The double island, named Hunga Tonga / Hunga Ha'apai, is the top of a large underwater volcano. It rises 1.8 kilometers (1.1 miles) from the seafloor, spans 20 kilometers (12 miles) across, and is capped by a submarine caldera 5 kilometers in diameter. The two islands are elements of the rim of the Hunga Caldera. The explosion destroyed the new land bridging the two islands, and also tore large chunks out of them. NASA scientist Jim Garvin of the Goddard Space Flight Center, a member of the research team, said:

BEGIN_QUOTE:

This is a preliminary estimate, but we think the amount of energy released by the eruption was equivalent to somewhere between 4 to 18 megatons of TNT. That number is based on how much was removed, how resistant the rock was, and how high the eruption cloud was blown into the atmosphere at a range of velocities.

END_QUOTE

The blast was hundreds of times bigger than that of the atomic bomb that destroyed Hiroshima. For comparison, scientists estimate Mount Saint Helens exploded in 1980 with 24 megatons and Krakatoa burst in 1883 with 200 megatons of energy.

Tonga eruption

Garvin, working with other researchers, develop detailed maps of Hunga Tonga / Hunga Ha'apai above and below the water line. They used high-resolution radar imagery from the Canadian Space Agency's RADARSAT Constellation Mission; optical observations from the commercial satellite company Maxar, and altimetry from NASA's ICESat 2 mission. They also used sonar-based bathymetry data collected by the Schmidt Ocean Institute, in partnership with NASA and Columbia University.

As the new land emerged from the sea, researchers from NASA, Columbia, the Tongan Geological Service, and the Sea Education Association collaborated to watch the young terrain was eroding due to waves and the occasional cyclone. They also observed shrubs, grasses, insects, and birds moving from the two islands onto the new land. For the first few weeks of 2022, the volcanic activity seemed typical, with intermittent, small explosions of tephra, ash, steam, and other volcanic gases as magma and seawater interacted at a vent near the middle of the island. These ongoing "Surtseyan" eruptions -- named for the island of Surtsey, off the south coast of Iceland, which emerged from the sea from 1963 to 1967 -- and added new land to Hunga Tonga / Hunga Ha'apai. Garvin says:

BEGIN_QUOTE:

By early January, our data showed the island had expanded by about 60% compared to before the December activity started. The whole island had been completely covered by a tenth of cubic kilometer of new ash. All of this was pretty normal, expected behavior, and very exciting to our team.

END_QUOTE

On 13 January, however, a powerful set of blasts sent ash into the stratosphere, with the blasts continuing to 15 January, when the island was wracked by explosions that sent material as high as 40 kilometers (25 miles) in altitude and possibly as high as 50 kilometers, carpeting nearby islands with ash and triggering destructive tsunami waves. This was not expected behavior; it appears that large quantities of seawater flooded into the subsurface magma chamber led to the massive explosions. Garvin says:

BEGIN_QUOTE:

... something must have weakened the hard rock ... and caused a partial collapse of the caldera's northern rim ... allowing huge amounts of water to rush into an underground magma chamber at very high temperature.

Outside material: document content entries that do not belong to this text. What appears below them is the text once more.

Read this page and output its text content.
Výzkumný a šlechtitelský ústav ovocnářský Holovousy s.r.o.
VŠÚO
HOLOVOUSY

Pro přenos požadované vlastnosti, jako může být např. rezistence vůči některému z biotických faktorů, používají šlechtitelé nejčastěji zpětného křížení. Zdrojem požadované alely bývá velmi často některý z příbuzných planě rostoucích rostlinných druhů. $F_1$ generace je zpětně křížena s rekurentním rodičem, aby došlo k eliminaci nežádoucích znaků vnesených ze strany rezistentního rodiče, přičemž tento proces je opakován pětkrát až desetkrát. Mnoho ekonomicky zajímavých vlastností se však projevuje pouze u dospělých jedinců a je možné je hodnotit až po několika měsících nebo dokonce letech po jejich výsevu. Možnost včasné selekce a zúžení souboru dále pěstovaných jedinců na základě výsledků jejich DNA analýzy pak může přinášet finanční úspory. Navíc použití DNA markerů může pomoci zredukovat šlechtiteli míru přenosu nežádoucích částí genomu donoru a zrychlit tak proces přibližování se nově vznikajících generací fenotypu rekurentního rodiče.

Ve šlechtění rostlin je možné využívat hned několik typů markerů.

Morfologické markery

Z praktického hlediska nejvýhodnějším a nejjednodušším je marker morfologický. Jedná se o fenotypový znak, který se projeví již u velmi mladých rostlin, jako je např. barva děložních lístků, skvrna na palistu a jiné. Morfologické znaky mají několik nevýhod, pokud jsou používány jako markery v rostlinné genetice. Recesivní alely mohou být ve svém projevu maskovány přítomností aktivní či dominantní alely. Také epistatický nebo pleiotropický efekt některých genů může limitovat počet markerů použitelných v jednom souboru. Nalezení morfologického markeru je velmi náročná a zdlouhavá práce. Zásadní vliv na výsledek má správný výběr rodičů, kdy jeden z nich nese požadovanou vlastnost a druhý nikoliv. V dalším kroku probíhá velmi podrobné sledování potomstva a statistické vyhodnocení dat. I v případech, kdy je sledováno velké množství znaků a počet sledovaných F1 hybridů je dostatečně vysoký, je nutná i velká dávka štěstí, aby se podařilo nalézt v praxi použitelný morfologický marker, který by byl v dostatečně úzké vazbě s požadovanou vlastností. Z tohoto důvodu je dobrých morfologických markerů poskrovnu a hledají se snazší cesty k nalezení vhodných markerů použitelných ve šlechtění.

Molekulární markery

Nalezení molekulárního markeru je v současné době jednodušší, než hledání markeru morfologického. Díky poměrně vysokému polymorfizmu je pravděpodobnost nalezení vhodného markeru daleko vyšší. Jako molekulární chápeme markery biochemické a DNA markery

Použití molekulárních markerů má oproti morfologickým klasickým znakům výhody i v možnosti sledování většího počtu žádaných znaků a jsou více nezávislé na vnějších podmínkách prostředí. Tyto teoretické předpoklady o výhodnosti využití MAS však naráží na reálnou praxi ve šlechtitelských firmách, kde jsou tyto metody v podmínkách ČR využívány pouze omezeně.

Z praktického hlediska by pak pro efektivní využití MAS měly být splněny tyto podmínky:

... This was not your standard Surtseyan eruption because of the large amount of water that had to be involved. In fact, some of my colleagues in volcanology think this type of event deserves its own designation. For now, we're unofficially calling it an "ultra Surtseyan" eruption.

END_QUOTE

The geology team appreciates the disastrous impact of the eruption on nearby inhabited islands, but nonetheless finds the event fascinating. Aside from Surtsey, which still exists, most new Surtseyan islands get eroded away within a few months or years. Hunga Tonga / Hunga Ha'apai represents a case study that will yield valuable data.